The first strategy requires Close collaboration between cloud providers, the source of computing power, and universities and companies, which consume large amounts of processing power to train large-scale language models, multimodal learning, and other AI. This policy proposes a centralized state-sponsored platform that allocates public his cloud resources to users based on demand.

Alibaba took the top spot, accounting for more than a third of China’s cloud infrastructure services spending last year, according to market research firm Canalys. Huawei, Tencent and Baidu followed.

The second strategy acknowledges the lack of high-quality Chinese data and encourages “conforming cleansing” of such datasets.
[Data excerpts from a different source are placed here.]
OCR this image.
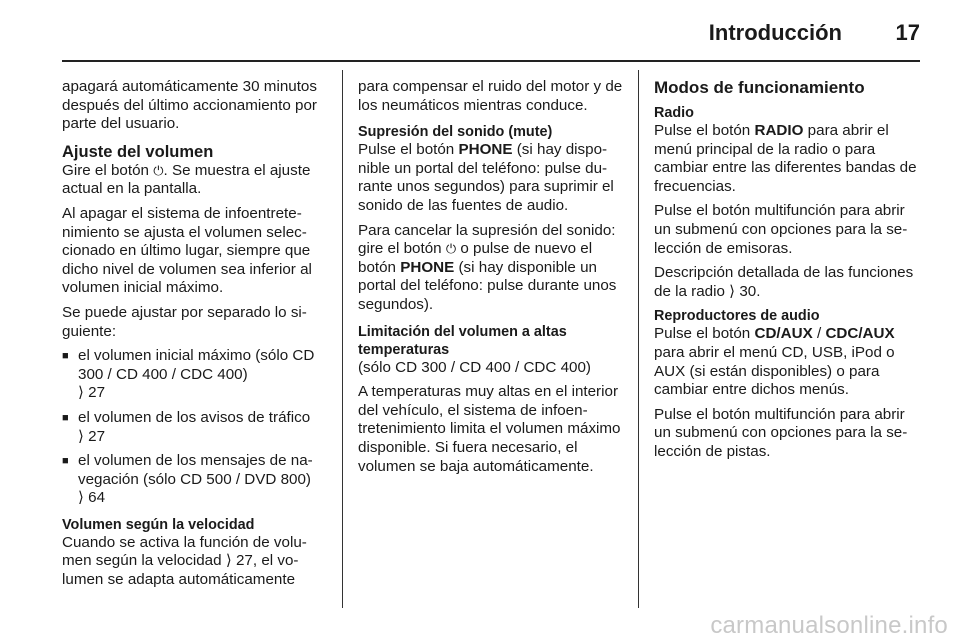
Introducción 17

apagará automáticamente 30 minutos después del último accionamiento por parte del usuario.

Ajuste del volumen

Gire el botón ⏻. Se muestra el ajuste actual en la pantalla.

Al apagar el sistema de infoentretenimiento se ajusta el volumen seleccionado en último lugar, siempre que dicho nivel de volumen sea inferior al volumen inicial máximo.

Se puede ajustar por separado lo siguiente:

■ el volumen inicial máximo (sólo CD 300 / CD 400 / CDC 400)
⟩ 27
■ el volumen de los avisos de tráfico
⟩ 27
■ el volumen de los mensajes de navegación (sólo CD 500 / DVD 800)
⟩ 64
Volumen según la velocidad

Cuando se activa la función de volumen según la velocidad ⟩ 27, el volumen se adapta automáticamente

para compensar el ruido del motor y de los neumáticos mientras conduce.

Supresión del sonido (mute)

Pulse el botón PHONE (si hay disponible un portal del teléfono: pulse durante unos segundos) para suprimir el sonido de las fuentes de audio.

Para cancelar la supresión del sonido: gire el botón ⏻ o pulse de nuevo el botón PHONE (si hay disponible un portal del teléfono: pulse durante unos segundos).

Limitación del volumen a altas temperaturas

(sólo CD 300 / CD 400 / CDC 400)

A temperaturas muy altas en el interior del vehículo, el sistema de infoentretenimiento limita el volumen máximo disponible. Si fuera necesario, el volumen se baja automáticamente.

Modos de funcionamiento
Radio

Pulse el botón RADIO para abrir el menú principal de la radio o para cambiar entre las diferentes bandas de frecuencias.

Pulse el botón multifunción para abrir un submenú con opciones para la selección de emisoras.

Descripción detallada de las funciones de la radio ⟩ 30.

Reproductores de audio

Pulse el botón CD/AUX / CDC/AUX para abrir el menú CD, USB, iPod o AUX (si están disponibles) o para cambiar entre dichos menús.

Pulse el botón multifunción para abrir un submenú con opciones para la selección de pistas.

carmanualsonline.info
This includes anonymizing data, presumably in an effort to meet China’s strict new privacy laws. As we’ve seen how OpenAI relies on Kenyan workers to manually label training data and remove harmful text, this process will undoubtedly take time and effort. .

Beijing’s Big Data Exchange, launched in 2021 by the government to facilitate data trading across various aspects of society, will assist the process of data procurement.

Finally, the policy presents a list of potential pilot applications of AI, ranging from medical diagnostics, pharmaceutical manufacturing, financial risk management, transportation to the use of AI in urban management.

The proposed policy also touches on the importance of software and hardware infrastructure for AI training. The latter is striving to strengthen innovation in key technologies such as semiconductors amid intensifying competition between the United States and China.

The US has already restricted exports of Nvidia’s powerful H100 AI chip to China. In response, Nvidia came up with a less powerful processor for China to circumvent export restrictions. Domestic companies such as tech giant Huawei and startup Biren are also working on alternatives to Nvidia.